Married couples in California tend to plan joint futures. They expect to share certain financial obligations, including the cost of housing and insurance. They often save money together for retirement and other upcoming financial challenges. If married couples in California decide to divorce, their retirement savings will often be a point of contention during divorce negotiations, partially because each spouse has so much at stake.
Many adults understandably worry about losing retirement savings and struggling financially during their golden years when they divorce. Understanding one’s options concerning divorce-related retirement matters can help parties to take more informed approaches when ending a marriage.

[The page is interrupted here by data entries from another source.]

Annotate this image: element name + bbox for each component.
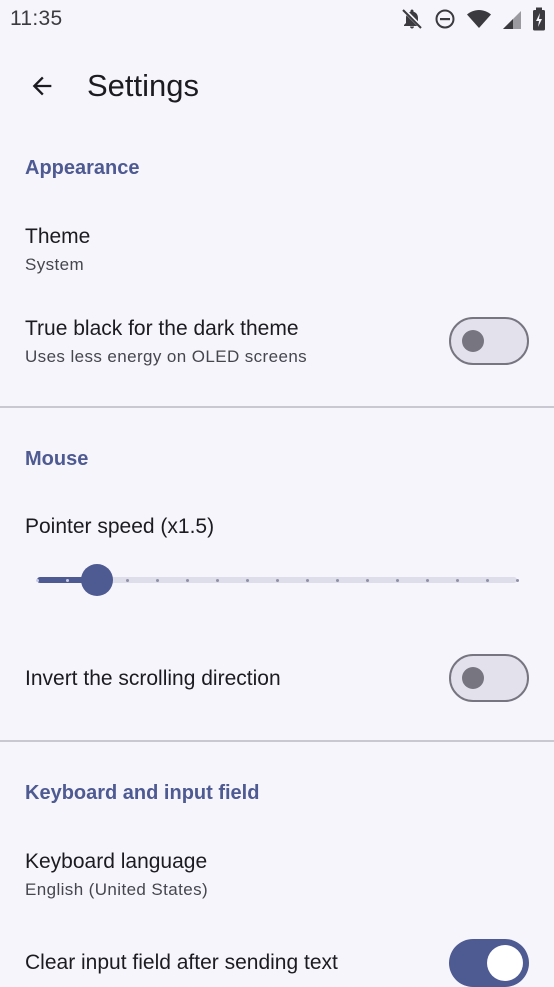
slider-tick xyxy=(335,578,339,582)
section-header-mouse: Mouse xyxy=(25,448,89,470)
keyboard-language-preference[interactable]: Keyboard language English (United States… xyxy=(0,838,554,920)
theme-title: Theme xyxy=(25,225,91,248)
clear-input-title: Clear input field after sending text xyxy=(25,951,338,974)
status-time: 11:35 xyxy=(10,7,63,30)
battery-charging-icon xyxy=(532,7,546,31)
keyboard-language-title: Keyboard language xyxy=(25,850,208,873)
divider xyxy=(0,740,554,742)
slider-tick xyxy=(185,578,189,582)
slider-tick xyxy=(485,578,489,582)
switch-thumb xyxy=(462,667,484,689)
arrow-back-icon xyxy=(32,76,52,96)
switch-thumb xyxy=(487,945,523,981)
keyboard-language-summary: English (United States) xyxy=(25,880,209,899)
status-icons xyxy=(400,6,546,32)
pointer-speed-slider[interactable] xyxy=(25,560,529,600)
theme-preference[interactable]: Theme System xyxy=(0,212,554,294)
clear-input-switch[interactable] xyxy=(449,939,529,987)
invert-scroll-switch[interactable] xyxy=(449,654,529,702)
slider-thumb[interactable] xyxy=(81,564,113,596)
page-title: Settings xyxy=(87,68,200,103)
slider-tick xyxy=(515,578,519,582)
pointer-speed-title: Pointer speed (x1.5) xyxy=(25,515,215,538)
slider-tick xyxy=(455,578,459,582)
section-header-appearance: Appearance xyxy=(25,157,140,179)
true-black-title: True black for the dark theme xyxy=(25,317,299,340)
wifi-icon xyxy=(466,8,492,30)
back-button[interactable] xyxy=(18,62,66,110)
notifications-off-icon xyxy=(400,7,424,31)
cell-signal-icon xyxy=(502,8,522,30)
invert-scroll-preference[interactable]: Invert the scrolling direction xyxy=(0,648,554,710)
status-bar: 11:35 xyxy=(0,0,554,40)
slider-tick xyxy=(215,578,219,582)
true-black-summary: Uses less energy on OLED screens xyxy=(25,347,308,366)
slider-tick xyxy=(275,578,279,582)
clear-input-preference[interactable]: Clear input field after sending text xyxy=(0,934,554,987)
slider-tick xyxy=(155,578,159,582)
slider-tick xyxy=(365,578,369,582)
top-app-bar: Settings xyxy=(0,52,554,120)
do-not-disturb-icon xyxy=(434,8,456,30)
slider-tick xyxy=(35,578,39,582)
slider-tick xyxy=(125,578,129,582)
invert-scroll-title: Invert the scrolling direction xyxy=(25,667,281,690)
slider-tick xyxy=(305,578,309,582)
divider xyxy=(0,406,554,408)
slider-tick xyxy=(245,578,249,582)
true-black-switch[interactable] xyxy=(449,317,529,365)
switch-thumb xyxy=(462,330,484,352)
true-black-preference[interactable]: True black for the dark theme Uses less … xyxy=(0,306,554,390)
slider-tick xyxy=(425,578,429,582)
theme-summary: System xyxy=(25,255,85,274)
slider-tick xyxy=(395,578,399,582)
slider-tick xyxy=(65,578,69,582)
section-header-keyboard: Keyboard and input field xyxy=(25,782,260,804)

Couples often share some retirement savings
The longer people have stayed married, the greater the chance that a significant portion of their retirement savings are marital property. Under California’s community property statutes, the income that people earn after getting married and any assets that they acquired during their marriages will be marital or community property. Those assets belong to both spouses and are subject to division during divorce proceedings. Although some people assume that they can treat their retirement savings as separate property if they keep the account solely in their name, that is not necessarily true. Unless they have an agreement with their spouse in writing setting those savings aside a separate property, they may still be subject to division.
Couples can avoid penalties and taxes
The good news about handling retirement funds in a divorce is that couples don’t necessarily have to worry about early withdrawal penalties and taxes. If they choose to divide the account, they can have the courts approve a qualified domestic relations order (QDRO) that will help them bypass the penalties typically assessed for early withdrawal from tax-deferred retirement accounts. Spouses can also potentially negotiate a property division arrangement that does not actually divide the retirement account but instead uses other assets to offset one spouse’s portion of its value. Home equity or an ownership interest in a business could potentially be worth the equivalent value of someone’s share in the retirement savings.
The exact approach that each couple takes will depend on the spouses’ unique marital circumstances. Thankfully, many couples can reach an agreement that will help them avoid secondary losses while setting each of them up for as much stability as possible during their golden years. Properly valuing marital assets, including retirement savings, is often a key step toward securing an appropriate outcome for property division matters during a California divorce.